The foam that caused the presumably minor damage in the two areas seen during launch Wednesday came off the tank right beside the 17-inch-wide liquid oxygen feed line that emerges from the side of the intertank. While that foam released earlier than the bulk of the intertank debris, Shannon said the same mechanism may be responsible.
Shannon said two teams are looking into the matter, one focused on what happened to Endeavour's tank and the other looking into what might be needed to ensure the next tank in the launch sequence is safe to fly.
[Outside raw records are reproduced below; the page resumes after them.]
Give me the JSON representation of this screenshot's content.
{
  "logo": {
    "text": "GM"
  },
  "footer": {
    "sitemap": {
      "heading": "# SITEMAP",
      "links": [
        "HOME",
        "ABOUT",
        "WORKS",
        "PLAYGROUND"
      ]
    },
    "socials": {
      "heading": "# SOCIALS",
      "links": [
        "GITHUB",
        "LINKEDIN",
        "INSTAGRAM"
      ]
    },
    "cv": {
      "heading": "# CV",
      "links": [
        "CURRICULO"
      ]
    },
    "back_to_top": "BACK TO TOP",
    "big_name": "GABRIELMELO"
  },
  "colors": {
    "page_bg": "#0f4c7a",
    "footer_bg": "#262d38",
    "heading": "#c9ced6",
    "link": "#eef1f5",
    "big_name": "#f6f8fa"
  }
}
External tank No. 132 is scheduled for use by the shuttle Discovery in late August and engineers are planning "pull" tests to measure how tightly bonded its intertank foam is to the underlying metal. Shannon said depending on what the tests show, the tank could be launched as is, repaired or taken off line and replaced by a follow-on tank.
Because the intertank foam separated relatively late in the ascent, it does not appear to represent the sort of impact threat that might suggest sweeping changes. But Shannon said it's too soon to say what impact, if any, the work might have on Discovery's launch campaign.
"We're still putting the plan together to go and do the plug pulls to ensure we have the proper adhesion," he said. "This is not dissimilar from previous work we've done when we've seen foam losses on other tanks. Right now, my expectation is this will not affect a late August launch of STS-128."
But NASA has delayed Discovery's move to the Vehicle Assembly Building for attachment to ET-132 and a set of boosters from Monday to next Friday to allow more time for testing. NASA's internal launch target remains Aug. 18, but that date already was in conflict with a Delta rocket launch and regardless of the upcoming testing, Discovery's flight likely will slip a few days.